"Sur le Tour de France, il faut toujours être sur le qui-vive au niveau sécurité"

lun 25/07/2016 - 13:42 , Mise à jour le 27/11/2020 à 08:42

Le Tour de France, le Grand Prix de Formule 1 de Montréal, les Jeux Olympiques... Le Ponot, Patrick Sireyjol est devenu incontournable pour la couverture médiatique des événements sportifs d'envergure. Depuis plus de 10 ans, il enfourche sa moto pour suivre les compétitions.

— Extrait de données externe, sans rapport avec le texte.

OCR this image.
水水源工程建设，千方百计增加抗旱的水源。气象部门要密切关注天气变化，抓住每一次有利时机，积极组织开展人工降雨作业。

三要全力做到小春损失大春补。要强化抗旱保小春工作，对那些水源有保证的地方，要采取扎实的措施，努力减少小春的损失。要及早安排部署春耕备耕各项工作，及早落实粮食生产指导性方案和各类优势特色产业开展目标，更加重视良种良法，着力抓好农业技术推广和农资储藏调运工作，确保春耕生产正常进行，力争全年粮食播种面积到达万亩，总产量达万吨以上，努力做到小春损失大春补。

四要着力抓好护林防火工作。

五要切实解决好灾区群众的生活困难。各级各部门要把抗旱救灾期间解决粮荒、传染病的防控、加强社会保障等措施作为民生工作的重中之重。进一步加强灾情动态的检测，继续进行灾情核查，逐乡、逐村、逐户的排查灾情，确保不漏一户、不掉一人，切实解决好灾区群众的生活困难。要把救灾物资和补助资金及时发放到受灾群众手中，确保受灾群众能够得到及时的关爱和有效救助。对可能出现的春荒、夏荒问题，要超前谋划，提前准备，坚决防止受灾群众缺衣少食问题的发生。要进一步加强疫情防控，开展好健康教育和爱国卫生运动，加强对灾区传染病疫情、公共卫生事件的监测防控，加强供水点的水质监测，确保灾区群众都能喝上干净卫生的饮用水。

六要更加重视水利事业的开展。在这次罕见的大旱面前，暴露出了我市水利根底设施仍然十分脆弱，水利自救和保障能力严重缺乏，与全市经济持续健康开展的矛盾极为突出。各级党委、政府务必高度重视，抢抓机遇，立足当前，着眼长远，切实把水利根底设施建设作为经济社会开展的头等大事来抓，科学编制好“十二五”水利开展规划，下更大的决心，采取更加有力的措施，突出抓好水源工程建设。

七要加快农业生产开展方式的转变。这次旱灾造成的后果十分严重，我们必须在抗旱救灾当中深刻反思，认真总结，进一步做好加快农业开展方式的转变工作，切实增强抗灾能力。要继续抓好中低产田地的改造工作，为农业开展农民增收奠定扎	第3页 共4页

Ce lundi 25 juillet, il revient sur ce Tour de France 2016.
Une concentration permanente
"Il faut toujours être sur le qui-vive au niveau sécurité, on est responsable en cas de problème !" Le danger est partout, les spectateurs et téléspectateurs ont encore pu le constater lors de la 12e étape Montpellier - Mont-Ventoux où une moto a été bloquée par le nombre important de supporters sur le bord de la route. L'incident a fait chuter un groupe de cyclistes dont le leader, Chris Froome (SKY) qui a dû courir pour ne pas trop perdre de temps. "J'étais 50 mètres devant, je n'ai pas vu. Mais la course a été raccourcie de six kilomètres donc le public est redescendu. Ça faisait du monde", se souvient le motard.
À ses débuts, Patrick Sireyjol a connu une chute lui aussi. "C'était à mon premier Paris-Roubaix en 2005", indique-t-il. Heureusement, l'accident n'a pas été violent. Et paradoxalement, c'est la course que le Ponot préfère couvrir parmi toutes les autres compétitions. "C'est un tout. Les mecs se tapent 250 kilomètres dans la journée sur les pavés et souvent dans la boue ! "
De 200 000 à 300 000 euros de matériel
Les conditions sont plus favorables sur le Tour, ce qui n'en fait pas une course plus facile, surtout pour les motards. "Les gens qui prennent des photos ne nous voient pas arriver, il y a aussi les chiens en laisse, les poussettes qui dépassent, les roues de vélo...", énumère-t-il. Pour ces professionnels, il faut avoir les yeux partout. "Sur le Tour, quand on prend la voiture entre l'arrivée et l'hôtel, c'est souvent qu'on fait une sieste." La concentration est extrême alors que les motards transportent entre 200 000 et 300 000 euros de matériel pour la retransmission en direct.
Le Ponot a commencé à couvrir des événements en 2004. C'est lors de ses participations au Paris-Dakar qu'il a rencontré le service de presse où il a proposé ses services. A force de patience, il a fini par être appelé pour le marathon de Paris, puis le Tour du Portugal, le Dauphiné Libéré... "Au début, j'étais une moto son ou suiveuse, je devais faire mes preuves." Avec un commentateur ou un invité, Patrick Sireyjol était surtout cantonné aux fins de course. "Des fois, on ne voyait rien du tout. Les motos des télévisions sont prioritaires." Il a réussi à gravir les échelons. Désormais, les images tournées depuis sa moto pour le Tour de France sont retransmises dans 190 pays dont la France.
Les enfants du pays
Cette année, le motard a d'autant plus apprécié la compétition avec le parcours du Brivadois Romain Bardet (AG2R La Mondiale), deuxième de la grande boucle. "Depuis deux ou trois ans, j'avais essayé de discuter avec lui dans le peloton, mais ce n'est pas évident. On a vraiment fait connaissance au Tour d'Oman. (...) Hier encore, on a pu discuter pendant l'étape", raconte le motard.

Une fois le Tour terminé, le Ponot part vers d'autres compétitions. Cette année, Patrick Sireyjol ne couvre pas les Jeux Olympiques de Rio comme il avait pu le faire en Chine en 2008. "Je pars pour le Tour du Portugal ce soir."